Show the definitions of polynomials are equivalent

Open felixwellen opened this issue 2 years ago • 4 comments

There are three definitions of polynomials (one is called FreeCommAlgebra) and it should be shown, that all of them are equivalent. Possibly the best strategy is to show that all fullfill the universal property of the algebra of polynomials over a commutative ring k, which is:

Hom(k[X_1,...,X_n], A) = (Fin n -> A)

where Hom denotes the type of homomorphisms of k-Algebras.

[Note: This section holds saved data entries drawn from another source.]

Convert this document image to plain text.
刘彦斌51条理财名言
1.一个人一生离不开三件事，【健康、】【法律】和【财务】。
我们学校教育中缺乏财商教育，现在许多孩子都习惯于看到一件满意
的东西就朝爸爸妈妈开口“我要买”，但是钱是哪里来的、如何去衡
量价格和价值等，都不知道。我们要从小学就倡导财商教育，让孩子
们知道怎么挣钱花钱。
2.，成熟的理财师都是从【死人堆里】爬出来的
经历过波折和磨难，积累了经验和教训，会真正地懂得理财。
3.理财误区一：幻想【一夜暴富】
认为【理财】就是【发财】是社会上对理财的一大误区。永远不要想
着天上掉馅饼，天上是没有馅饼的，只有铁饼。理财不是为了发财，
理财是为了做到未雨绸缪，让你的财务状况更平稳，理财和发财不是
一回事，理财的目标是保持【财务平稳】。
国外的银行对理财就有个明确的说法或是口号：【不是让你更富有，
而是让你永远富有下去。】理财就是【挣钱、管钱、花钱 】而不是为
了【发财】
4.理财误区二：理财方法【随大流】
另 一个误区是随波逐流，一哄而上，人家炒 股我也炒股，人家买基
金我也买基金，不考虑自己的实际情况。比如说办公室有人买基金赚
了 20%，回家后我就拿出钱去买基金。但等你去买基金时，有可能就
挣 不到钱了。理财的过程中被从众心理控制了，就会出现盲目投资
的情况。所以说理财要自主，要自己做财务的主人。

felixwellen avatar May 04 '22 11:05 felixwellen

I don't have the time right now but if someone wants to do it, I have the following idea :

There are actually four potential definitions of the polynomials in the library :

  1. The HIT one located in Polynomials
  2. The truncated list one located in Polynomials
  3. The freely generated one located ?
  4. The almost null sequences one located inside Univariate.Base. No one ever developed a structure on the definition. However it should be easy as it is what is done in #798 in the complicated case where is dependency.

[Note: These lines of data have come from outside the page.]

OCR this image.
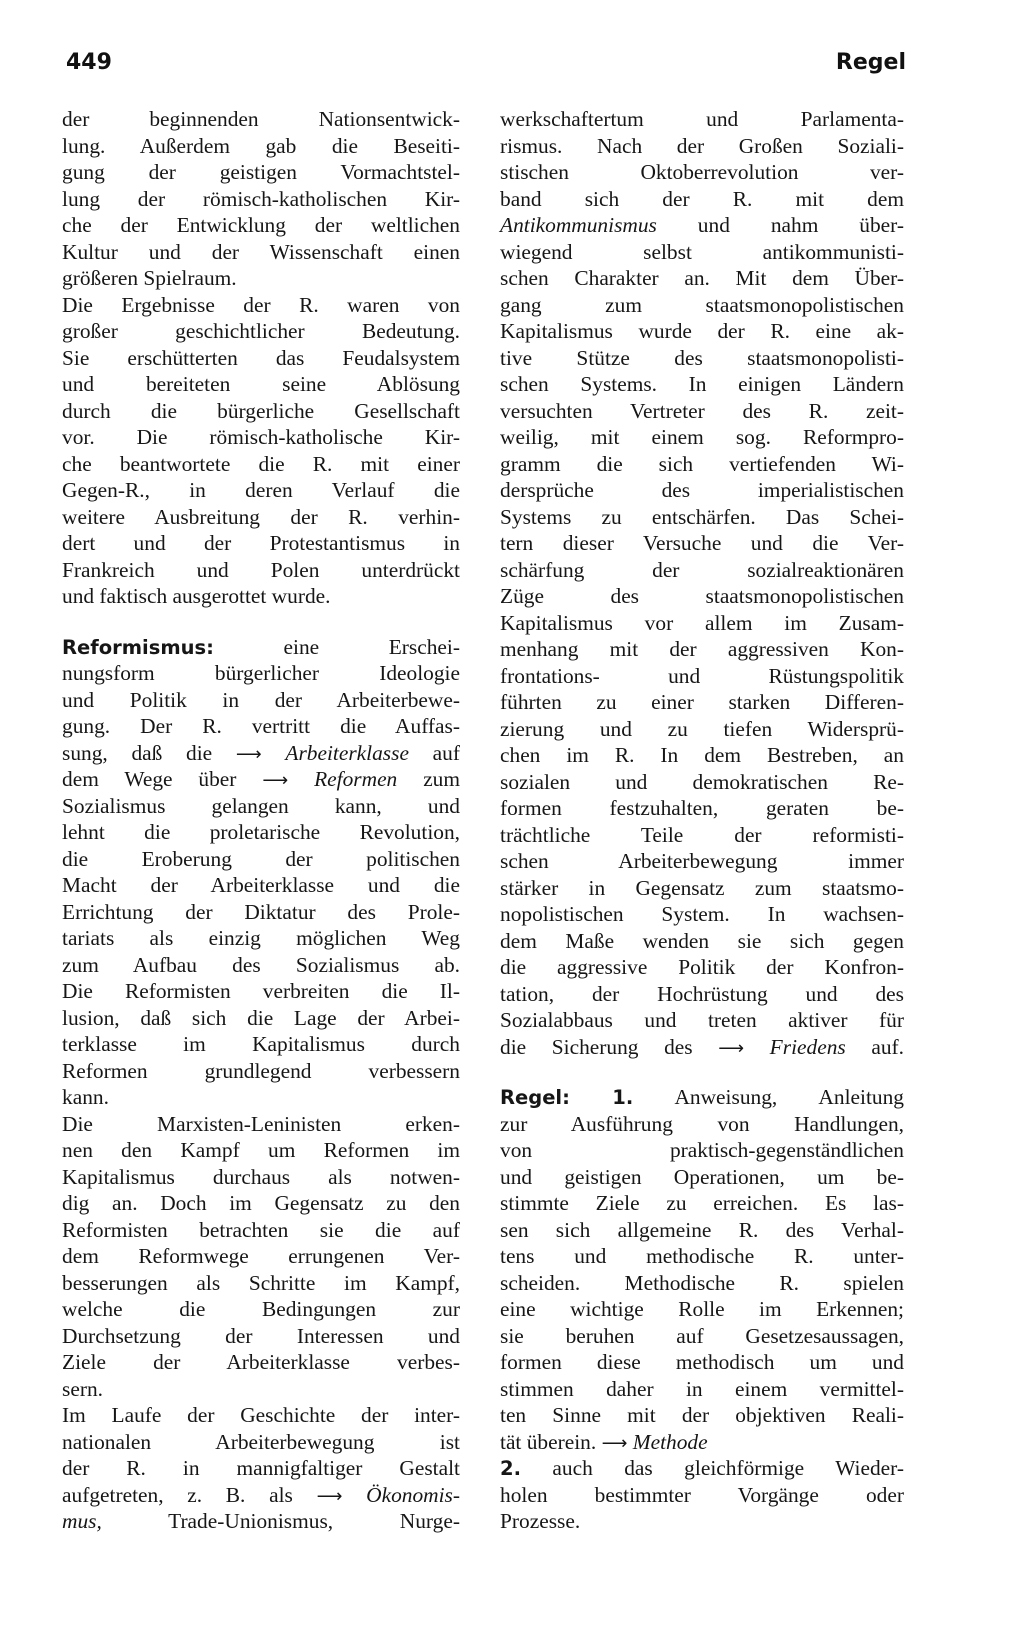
449	Regel
der beginnenden Nationsentwick-
lung. Außerdem gab die Beseiti-
gung der geistigen Vormachtstel-
lung der römisch-katholischen Kir-
che der Entwicklung der weltlichen
Kultur und der Wissenschaft einen
größeren Spielraum.
Die Ergebnisse der R. waren von
großer geschichtlicher Bedeutung.
Sie erschütterten das Feudalsystem
und bereiteten seine Ablösung
durch die bürgerliche Gesellschaft
vor. Die römisch-katholische Kir-
che beantwortete die R. mit einer
Gegen-R., in deren Verlauf die
weitere Ausbreitung der R. verhin-
dert und der Protestantismus in
Frankreich und Polen unterdrückt
und faktisch ausgerottet wurde.
Reformismus:	eine Erschei-
nungsform bürgerlicher Ideologie
und Politik in der Arbeiterbewe-
gung. Der R. vertritt die Auffas-
sung, daß die ⟶ Arbeiterklasse auf
dem Wege über ⟶ Reformen zum
Sozialismus gelangen kann, und
lehnt die proletarische Revolution,
die Eroberung der politischen
Macht der Arbeiterklasse und die
Errichtung der Diktatur des Prole-
tariats als einzig möglichen Weg
zum Aufbau des Sozialismus ab.
Die Reformisten verbreiten die Il-
lusion, daß sich die Lage der Arbei-
terklasse im Kapitalismus durch
Reformen grundlegend verbessern
kann.
Die Marxisten-Leninisten erken-
nen den Kampf um Reformen im
Kapitalismus durchaus als notwen-
dig an. Doch im Gegensatz zu den
Reformisten betrachten sie die auf
dem Reformwege errungenen Ver-
besserungen als Schritte im Kampf,
welche die Bedingungen zur
Durchsetzung der Interessen und
Ziele der Arbeiterklasse verbes-
sern.
Im Laufe der Geschichte der inter-
nationalen Arbeiterbewegung ist
der R. in mannigfaltiger Gestalt
aufgetreten, z. B. als ⟶ Ökonomis-
mus,	Trade-Unionismus, Nurge-
werkschaftertum und Parlamenta-
rismus. Nach der Großen Soziali-
stischen Oktoberrevolution ver-
band sich der R. mit dem
Antikommunismus und nahm über-
wiegend selbst antikommunisti-
schen Charakter an. Mit dem Über-
gang zum staatsmonopolistischen
Kapitalismus wurde der R. eine ak-
tive Stütze des staatsmonopolisti-
schen Systems. In einigen Ländern
versuchten Vertreter des R. zeit-
weilig, mit einem sog. Reformpro-
gramm die sich vertiefenden Wi-
dersprüche des imperialistischen
Systems zu entschärfen. Das Schei-
tern dieser Versuche und die Ver-
schärfung der sozialreaktionären
Züge des staatsmonopolistischen
Kapitalismus vor allem im Zusam-
menhang mit der aggressiven Kon-
frontations- und Rüstungspolitik
führten zu einer starken Differen-
zierung und zu tiefen Widersprü-
chen im R. In dem Bestreben, an
sozialen und demokratischen Re-
formen festzuhalten, geraten be-
trächtliche Teile der reformisti-
schen Arbeiterbewegung immer
stärker in Gegensatz zum staatsmo-
nopolistischen System. In wachsen-
dem Maße wenden sie sich gegen
die aggressive Politik der Konfron-
tation, der Hochrüstung und des
Sozialabbaus und treten aktiver für
die Sicherung des ⟶ Friedens auf.
Regel: 1. Anweisung, Anleitung
zur Ausführung von Handlungen,
von praktisch-gegenständlichen
und geistigen Operationen, um be-
stimmte Ziele zu erreichen. Es las-
sen sich allgemeine R. des Verhal-
tens und methodische R. unter-
scheiden. Methodische R. spielen
eine wichtige Rolle im Erkennen;
sie beruhen auf Gesetzesaussagen,
formen diese methodisch um und
stimmen daher in einem vermittel-
ten Sinne mit der objektiven Reali-
tät überein. ⟶ Methode
2. auch das gleichförmige Wieder-
holen bestimmter Vorgänge oder
Prozesse.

So about structure, it would be good to move 1 and 4, complete 4 + find new names. Possible do the same as in Int, keeping one as the preferred one.

To prove the equivalence, one could prove the universal property but actually in this case, it is probably easier to give syntactic translation. Indeed there is already a proof of 1 <-> 2. 2 <-> 4 is proved on types, so it suffices to define the structure and prove it on the operations. 1 <-> 3 should be easy as it is very similar structure. Thus givening us the equivalence without too much more work.

thomas-lamiaux avatar May 23 '22 13:05 thomas-lamiaux

update : #798 is going to add full CommRing structure around 4 that was missing and prove the equivalence. Hence in the library, there is going to be 4 <-> 1 <-> 2 so it suffices to add 1 <-> 3 to finish the job

thomas-lamiaux avatar Jun 13 '22 15:06 thomas-lamiaux

I'll do 1 <-> 3 by:

  • Constructing algebra structure on the list-polynomials
  • Show the map from the universal property of the polynomial HiT in Algebra.CommAlgebra.FreeCommAlgebra is surjective
  • ... show it is an Embedding, by constructing a one-sided inverse (showing left invertibility with the universal property)

felixwellen avatar Aug 30 '22 07:08 felixwellen

Or maybe I don't - just realized I have to show, that the inverse to the induced morphism is an algebra-hom... So it might still be easier to just show that the list-based-polynomials have the correct universal property.

felixwellen avatar Aug 30 '22 07:08 felixwellen